There is a version of this story in which McLaren simply happened upon three talented drivers who share a name, and a more cynical version in which the coincidence became too useful to ignore. The sport has form here. Formula 1 spent decades tolerating junior series with no female participation, then discovered in the mid-2010s that women drivers were useful narrative devices — provided they stayed in categories that did not threaten the main grid.

McLaren's situation is different in one important respect: none of the three Ellas is being positioned as a token inclusion. Each has logged genuine miles in machinery relevant to F1 progression. But the packaging — the shared name, the nickname, the visual cohesion — raises a question the team has not yet answered publicly: would this pipeline exist at its current pace if the three drivers were named Marcus, Oliver, and James?

What McLaren's rivals are doing

The picture across the pit lane is uneven. Mercedes has maintained a dormant relationship with the FIA's Girls on Track programme without converting it into a formal development pathway. Ferrari's FDA engine has produced exactly one female driver — and that programme was restructured after three years of inactivity. Red Bull's junior programme has historically been reluctant to sign women drivers, a reticence that the team's own leadership has acknowledged, if not directly explained.

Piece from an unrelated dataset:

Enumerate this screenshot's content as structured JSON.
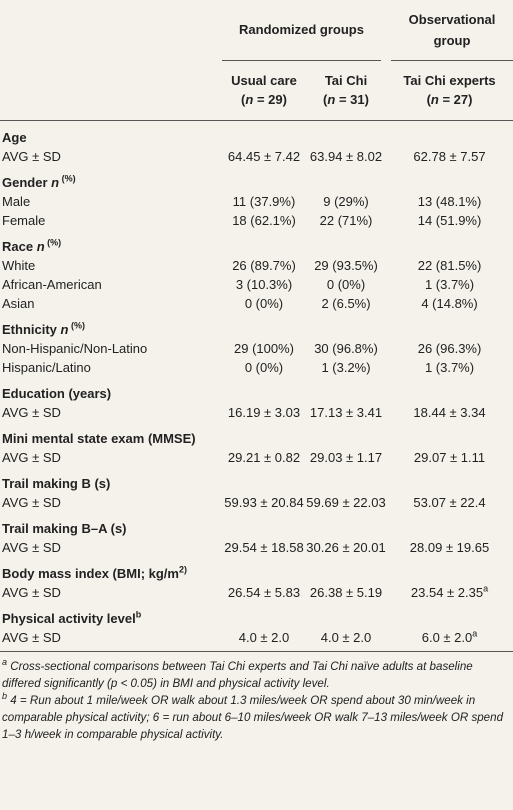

McLaren's current approach therefore stands out not because it is revolutionary but because it is persistent. The team has run female development drivers consecutively for four years without announcing the initiative as a campaign. That steadiness may be more significant than any single headline the three Ellas generate.

The structural problem F1 has not solved

None of the three Ellas has a confirmed race seat. The current Formula 1 grid has two women across twenty seats — one contracted to a team that has not scored a point in two seasons, the other in her second season at a midfield outfit. The ladder above Formula 2 remains overwhelmingly male, overwhelmingly white, and structured around training schedules that coincide with school-leaving ages in northern European countries.

McLaren can point to its pipeline and note that the outcome is not yet determined. That is fair. But a pipeline without a destination is a holding facility, and the history of women in motorsport is littered with pipelines that ran dry before anyone reached the top.

The three Ellas are fast. The three Ellas are in the right programme. Whether McLaren — and Formula 1 — is ready to act on that combination is a question neither the team nor the sport has yet been forced to answer.

Desk note: BBC Sport's profile was the only wire outlet covering this development on 21 May 2026, making it the sole primary source. The article's focus on the three Ellas as individuals rather than as a collective narrative reflects Monexus's assessment that the story's weight rests on their results, not on their optics.